To search for candidate drugs to suppress OIPN, we extracted data using CzeekV Pro (Version 5.0.32, Intage Healthcare Inc., Tokyo, Japan, accessed April 2021) for FAERS reported data from 2004 to 2020. Of the 13,829,818 adverse events registered during the study period, 49,352 adverse event reports from patients using oxaliplatin were included in the study. We calculated the number of reported OIPNs, the reporting rate, and the Reporting Odds Ratio (ROR) for PPI in the group with and without the drug. OIPN was defined as reports of peripheral neuropathy, peripheral sensory neuropathy, or peripheral sensorimotor neuropathy in patients using oxaliplatin.

The ROR and its 95% Confidence Interval (CI) were calculated from Equations (2) and (3):

$$\mathrm{ROR}=\frac{\mathrm{n}11/\mathrm{n}21}{\mathrm{n}12/\mathrm{n}22}$$

(2)

$$95\%\mathrm{CI}=\exp \left[\log \left(\mathrm{ROR}\right)\pm 1.96\sqrt{\frac{1}{\mathrm{n}11}+\frac{1}{\mathrm{n}12}+\frac{1}{\mathrm{n}21}+\frac{1}{\mathrm{n}22} } \right]$$

(3)

In the above equation, n11 refers to patients who used concomitant medications and reported OIPN, and n12 refers to patients who used concomitant medications and did not report OIPN. n21 refers to patients who did not use concomitant medications and reported OIPN. n22 refers to patients who did not use concomitant medications and did not report OIPN.

4.7. Sample Sizes

Each sample size was calculated by the following equation: n = 2σ²/δ² × (Z_1−α/2 + Z_1−β)² (n, minimum sample size; α, the probability of type I error, 5%; β, the probability of type II error, 20%; σ, variance; δ, the difference between two groups). The minimum sample size in the von Frey test was calculated as eight, using σ and δ values resulting from the preliminary experiments (σ = 5.5 g, δ = 8.0 g). In the same way, the minimum sample sizes of experiments of tumor-bearing mice were determined as eight (σ = 145 mm³, δ = 210 mm³).

4.8. Statistical Analysis

The results are expressed as the mean with standard error of the mean.
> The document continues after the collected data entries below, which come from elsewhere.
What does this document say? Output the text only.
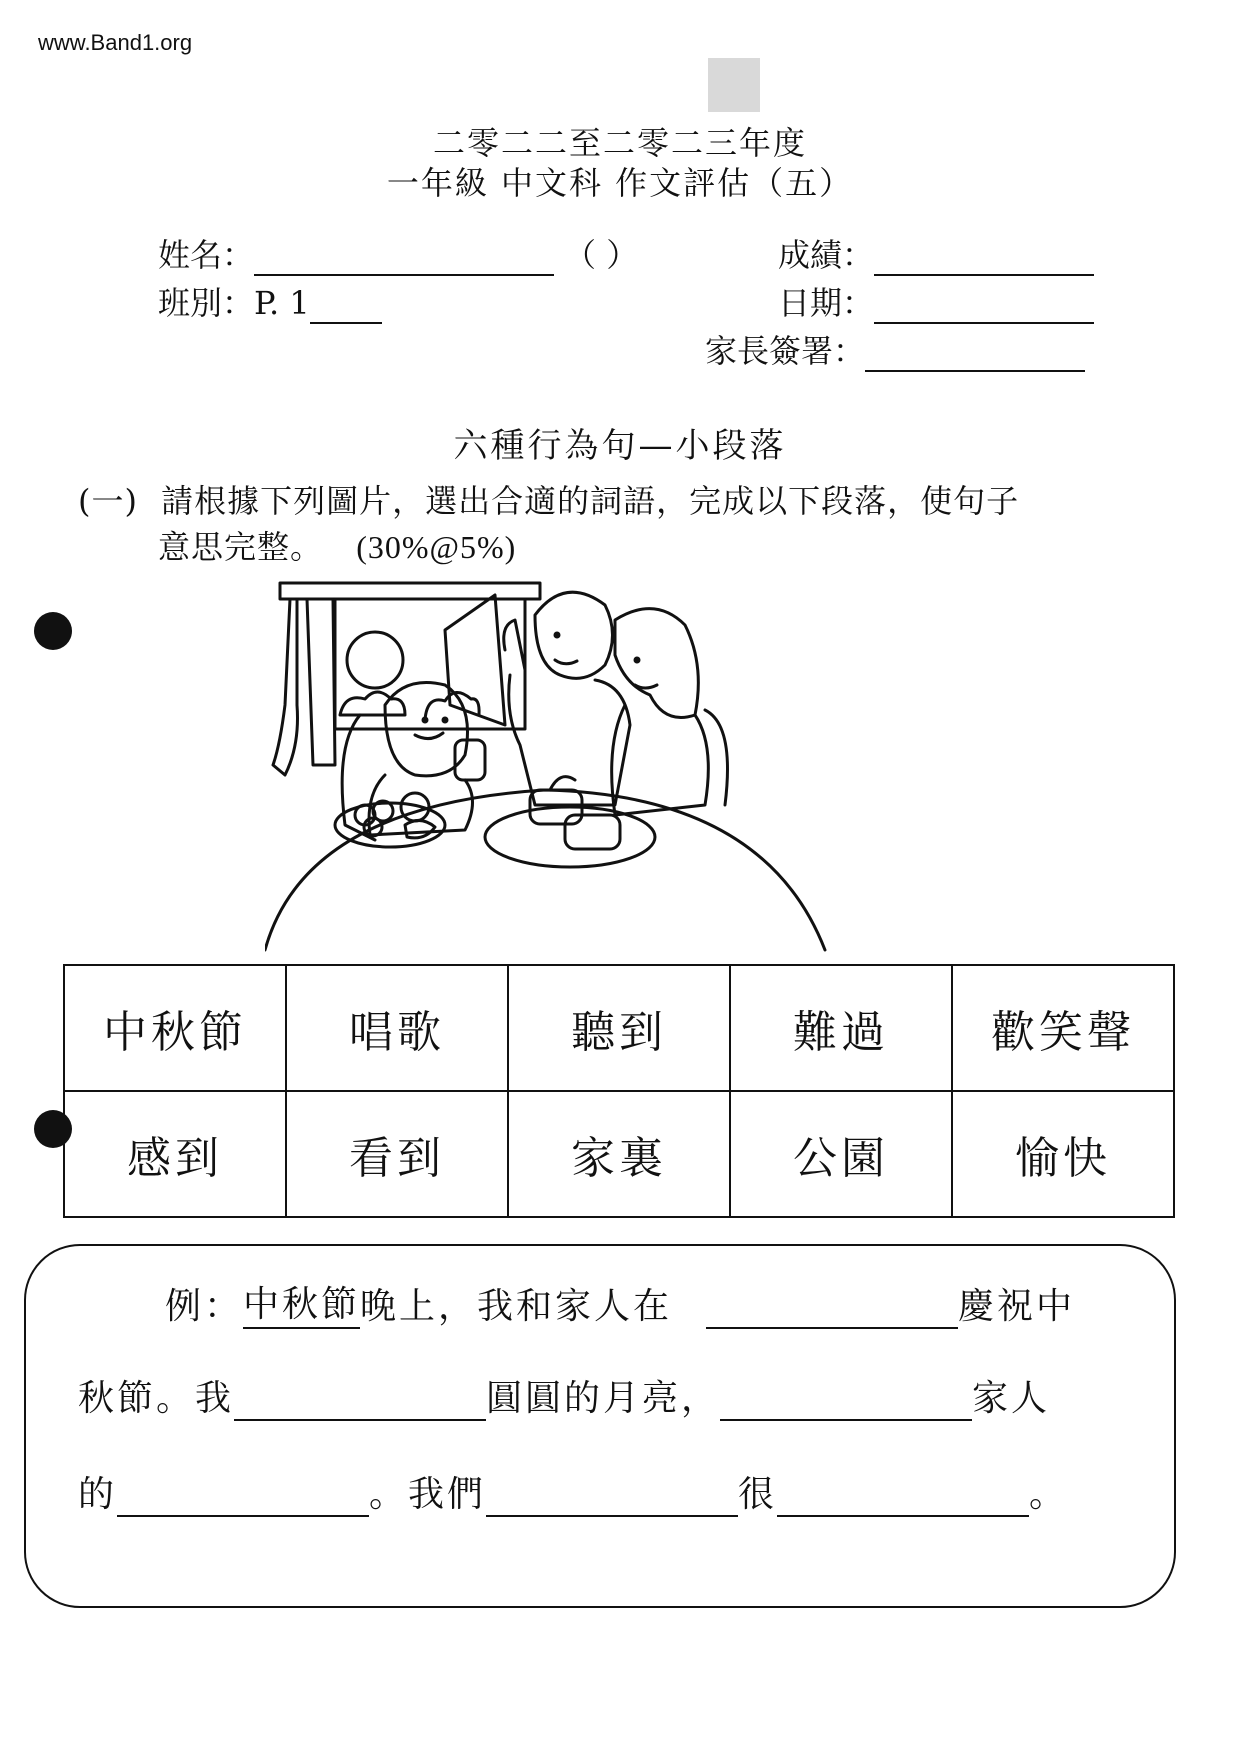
www.Band1.org
二零二二至二零二三年度
一年級 中文科 作文評估（五）
姓名：	（ ）
班別：P. 1
成績：
日期：
家長簽署：
六種行為句—小段落
(一) 請根據下列圖片，選出合適的詞語，完成以下段落，使句子
意思完整。 (30%@5%)
中秋節	唱歌	聽到	難過	歡笑聲
感到	看到	家裏	公園	愉快
例： 中秋節 晚上，我和家人在	慶祝中
秋節。我	圓圓的月亮，	家人
的	。我們	很	。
JMP14 software (SAS Institute Inc., Cary, NC, USA) was used for statistical analysis. In the study using the rat model, comparisons between multiple groups were made using a one-way ANOVA followed by the Tukey–Kramer test. In the FAERS analysis, each dataset was tested by Chi-square test. If the number of examples for each item was less than five, the Yates correction was applied. A risk rate of less than 5% (p < 0.05) was considered a significant difference.

5. Conclusions

In conclusion, our results suggest that repeated administration of omeprazole suppresses OIPN without affecting the antitumor effect of oxaliplatin. The preventive effect of omeprazole on OIPN was also supported by the result obtained in the analysis of the database, and the data can be said to reflect clinical practice. Therefore, omeprazole may be an effective prophylactic agent for oxaliplatin-induced peripheral neuropathy.